By an application dated 7th of February 2007 the applicant seeks an order for striking out the affidavits in support of the application for leave and the striking out of the entire judicial review proceedings. In the alternative, the applicant seeks an order of review and or the vacating of the orders made on 18th January 2007 staying the decision of the Registrar of Trade Disputes and an order for costs.
The application is opposed and as usual all the parties have filed and exchanged written skeleton arguments. I have in giving this ruling taken into account the skeleton arguments filed by the parties.
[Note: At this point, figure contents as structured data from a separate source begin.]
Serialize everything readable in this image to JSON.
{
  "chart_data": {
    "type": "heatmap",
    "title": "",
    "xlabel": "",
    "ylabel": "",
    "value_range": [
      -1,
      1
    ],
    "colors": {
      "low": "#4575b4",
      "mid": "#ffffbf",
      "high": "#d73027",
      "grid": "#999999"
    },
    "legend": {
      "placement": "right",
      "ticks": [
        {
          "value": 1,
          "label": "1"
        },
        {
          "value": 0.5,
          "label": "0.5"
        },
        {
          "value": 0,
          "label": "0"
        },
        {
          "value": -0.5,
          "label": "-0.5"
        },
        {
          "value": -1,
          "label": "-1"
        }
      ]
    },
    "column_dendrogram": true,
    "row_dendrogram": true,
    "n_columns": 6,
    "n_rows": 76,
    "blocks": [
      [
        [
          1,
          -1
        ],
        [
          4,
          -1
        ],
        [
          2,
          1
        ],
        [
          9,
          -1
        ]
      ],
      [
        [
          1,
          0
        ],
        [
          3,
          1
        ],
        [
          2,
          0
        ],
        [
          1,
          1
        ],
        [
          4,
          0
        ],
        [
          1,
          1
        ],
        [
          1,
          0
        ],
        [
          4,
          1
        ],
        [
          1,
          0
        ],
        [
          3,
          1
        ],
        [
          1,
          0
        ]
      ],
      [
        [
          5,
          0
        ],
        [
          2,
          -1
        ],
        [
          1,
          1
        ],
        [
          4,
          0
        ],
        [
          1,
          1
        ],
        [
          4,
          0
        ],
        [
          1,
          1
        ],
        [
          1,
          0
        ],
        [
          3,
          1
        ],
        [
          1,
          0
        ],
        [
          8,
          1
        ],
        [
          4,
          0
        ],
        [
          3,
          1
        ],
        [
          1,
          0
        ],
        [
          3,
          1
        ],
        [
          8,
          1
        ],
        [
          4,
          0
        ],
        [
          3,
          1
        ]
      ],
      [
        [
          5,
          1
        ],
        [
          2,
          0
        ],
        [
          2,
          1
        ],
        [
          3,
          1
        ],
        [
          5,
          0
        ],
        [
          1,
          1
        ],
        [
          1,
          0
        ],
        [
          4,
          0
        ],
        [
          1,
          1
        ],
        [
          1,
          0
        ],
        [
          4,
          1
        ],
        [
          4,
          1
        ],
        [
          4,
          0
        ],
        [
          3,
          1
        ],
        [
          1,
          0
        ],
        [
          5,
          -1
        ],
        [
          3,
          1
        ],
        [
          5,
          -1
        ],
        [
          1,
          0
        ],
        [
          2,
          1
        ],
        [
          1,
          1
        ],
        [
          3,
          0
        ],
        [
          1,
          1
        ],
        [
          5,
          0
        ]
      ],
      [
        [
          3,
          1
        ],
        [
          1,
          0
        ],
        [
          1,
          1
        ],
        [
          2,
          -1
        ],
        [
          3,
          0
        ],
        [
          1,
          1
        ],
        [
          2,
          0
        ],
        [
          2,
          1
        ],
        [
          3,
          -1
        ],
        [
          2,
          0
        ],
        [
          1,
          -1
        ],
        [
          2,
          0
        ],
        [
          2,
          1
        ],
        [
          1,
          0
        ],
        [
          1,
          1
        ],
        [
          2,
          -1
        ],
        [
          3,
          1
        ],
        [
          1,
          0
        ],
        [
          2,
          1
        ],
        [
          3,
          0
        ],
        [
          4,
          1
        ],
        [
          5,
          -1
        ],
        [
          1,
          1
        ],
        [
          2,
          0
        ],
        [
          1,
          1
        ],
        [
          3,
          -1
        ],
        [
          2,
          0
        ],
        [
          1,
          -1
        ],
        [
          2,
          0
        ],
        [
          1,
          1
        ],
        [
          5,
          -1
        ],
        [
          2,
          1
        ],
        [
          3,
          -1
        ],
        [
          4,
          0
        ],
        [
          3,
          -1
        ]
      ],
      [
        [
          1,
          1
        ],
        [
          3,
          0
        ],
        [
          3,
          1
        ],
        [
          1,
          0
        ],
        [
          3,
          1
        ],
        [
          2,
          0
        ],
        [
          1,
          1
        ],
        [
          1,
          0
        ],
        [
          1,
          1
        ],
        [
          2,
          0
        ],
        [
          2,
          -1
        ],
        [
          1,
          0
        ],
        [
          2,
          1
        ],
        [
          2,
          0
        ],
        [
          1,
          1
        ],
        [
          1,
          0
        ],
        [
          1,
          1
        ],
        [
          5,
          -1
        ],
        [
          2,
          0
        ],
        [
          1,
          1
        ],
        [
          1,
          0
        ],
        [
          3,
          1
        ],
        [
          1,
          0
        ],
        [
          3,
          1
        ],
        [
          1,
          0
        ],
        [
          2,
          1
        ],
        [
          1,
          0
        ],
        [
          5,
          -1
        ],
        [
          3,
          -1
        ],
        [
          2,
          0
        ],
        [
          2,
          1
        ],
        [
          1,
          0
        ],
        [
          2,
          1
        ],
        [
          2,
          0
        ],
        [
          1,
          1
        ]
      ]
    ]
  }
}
The application for judicial review having been filed and served on the applicant find it unacceptable for them to purport to challenge the leave and also to ask for the striking out of the entire judicial proceedings instead of a hearing on merit of the substantive judicial review application. In the case of R v ex-parte Kaka Nzoka Misc Civil Application No. 1217 of 2003 I explained in depth the purpose of leave and I reiterate those reasons in this ruling. Unless a challenger brings an application in good time challenging leave and the stay already given, it would not be right for the court to hear such challenge after the filing and service of the substantive application. The proper way to proceed is to hear the substantive application on merit including any issues which could have affected the grant of leave. Leave having been granted and not challenged in good time is spent and any serious challenge by an applicant must be taken up in the substantive application. For this reason I would dismiss this application. The additional reason why this application is incompetent is that it purports to invoke both the Provisions of the Civil Procedure Act and Rules and this court including the Court of Appeal have repeatedly ruled that they do not apply to judicial review proceedings which are sui generis. There is a wealth of authorities on this and I need that reproduce them again.
In the result, the Notion of Motion dated 7th February 2007 is dismissed with costs to the Respondent and the Interested Parties.
DATED and delivered at Nairobi this 27th April 2007.